Key Person Disability is a simple solution to protect against the loss of an essential employee due to illness, accident or injury by providing funds for temporary replacement staffing or offsetting the cost of recruiting new talent. It helps assure clients and partners that the business is financially stable
How It Works
A disability valuation tends to be less – at times significantly less – than a life insurance valuation. Follow this initial formula to help create a tentative DI valuation:
- Add up all incomes, including distributions, from all ACTIVE owners
- Based on the type of business (there is some discretion here), use a multiplier of 1 to 5 on those incomes
- Add in any book value of the business – what is owned versus what is owed
- Divide the overall number by the percent of ownership for each owner
Unlike what you might see in a life valuation, there is not a goodwill multiplier or a gross sales multiplier. The initial disability valuation with tax documents is straightforward.

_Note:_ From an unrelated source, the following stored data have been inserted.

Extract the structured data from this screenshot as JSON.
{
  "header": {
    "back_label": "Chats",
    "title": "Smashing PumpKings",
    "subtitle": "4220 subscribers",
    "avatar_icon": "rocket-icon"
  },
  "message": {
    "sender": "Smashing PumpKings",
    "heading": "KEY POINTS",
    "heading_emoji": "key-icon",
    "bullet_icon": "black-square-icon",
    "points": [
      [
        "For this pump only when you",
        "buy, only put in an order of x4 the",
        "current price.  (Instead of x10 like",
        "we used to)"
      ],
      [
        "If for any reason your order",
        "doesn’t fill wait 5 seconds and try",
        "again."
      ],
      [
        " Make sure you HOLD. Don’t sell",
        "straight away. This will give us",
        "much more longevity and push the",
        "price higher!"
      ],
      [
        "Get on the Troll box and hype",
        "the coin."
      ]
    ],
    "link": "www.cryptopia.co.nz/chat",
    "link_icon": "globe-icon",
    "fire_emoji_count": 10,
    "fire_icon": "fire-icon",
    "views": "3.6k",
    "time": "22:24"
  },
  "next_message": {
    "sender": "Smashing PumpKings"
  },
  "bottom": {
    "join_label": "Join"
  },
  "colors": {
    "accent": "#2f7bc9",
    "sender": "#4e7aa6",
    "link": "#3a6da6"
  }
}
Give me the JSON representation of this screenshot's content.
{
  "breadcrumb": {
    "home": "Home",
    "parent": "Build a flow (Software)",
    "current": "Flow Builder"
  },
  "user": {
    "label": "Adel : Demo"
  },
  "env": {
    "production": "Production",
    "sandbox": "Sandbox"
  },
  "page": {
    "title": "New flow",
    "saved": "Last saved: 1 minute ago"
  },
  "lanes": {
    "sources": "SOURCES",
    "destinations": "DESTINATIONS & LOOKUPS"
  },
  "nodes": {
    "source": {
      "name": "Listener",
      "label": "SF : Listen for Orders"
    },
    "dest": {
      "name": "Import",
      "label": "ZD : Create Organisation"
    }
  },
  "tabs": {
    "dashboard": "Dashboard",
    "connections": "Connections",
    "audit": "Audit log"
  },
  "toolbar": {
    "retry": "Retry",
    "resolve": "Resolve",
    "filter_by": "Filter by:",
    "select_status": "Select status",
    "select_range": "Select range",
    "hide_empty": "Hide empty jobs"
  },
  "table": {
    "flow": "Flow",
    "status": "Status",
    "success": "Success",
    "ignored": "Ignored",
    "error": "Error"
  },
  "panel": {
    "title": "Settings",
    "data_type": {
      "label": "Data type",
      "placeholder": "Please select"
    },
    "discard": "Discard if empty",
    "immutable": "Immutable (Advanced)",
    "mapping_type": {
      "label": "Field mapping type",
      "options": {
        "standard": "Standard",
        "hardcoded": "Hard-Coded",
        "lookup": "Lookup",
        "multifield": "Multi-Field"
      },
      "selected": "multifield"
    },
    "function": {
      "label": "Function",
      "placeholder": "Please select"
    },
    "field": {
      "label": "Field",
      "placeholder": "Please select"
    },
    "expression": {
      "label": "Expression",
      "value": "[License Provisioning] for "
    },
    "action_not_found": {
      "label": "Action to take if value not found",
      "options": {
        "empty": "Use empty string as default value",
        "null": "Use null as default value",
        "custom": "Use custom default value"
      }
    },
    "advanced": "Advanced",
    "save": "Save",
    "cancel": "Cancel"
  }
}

Elimination Benefit Period
The elimination period gives the disabled owner a chance to recover before the DBO begins. The elimination period must be a least a year but can extend to 18 or 24 months. Once the DBO begins, the benefit period can be:
- Lump-sum
- Monthly funding for 24, 36 or 60 months
- A combination of the two
The Result
When you protect a business, you’re protecting more than an owner. You’re protecting their family, partners, employees – even their vendors. Disability insurance keeps the doors open. It ensures everyone who relies on the company maintains the income they depend on.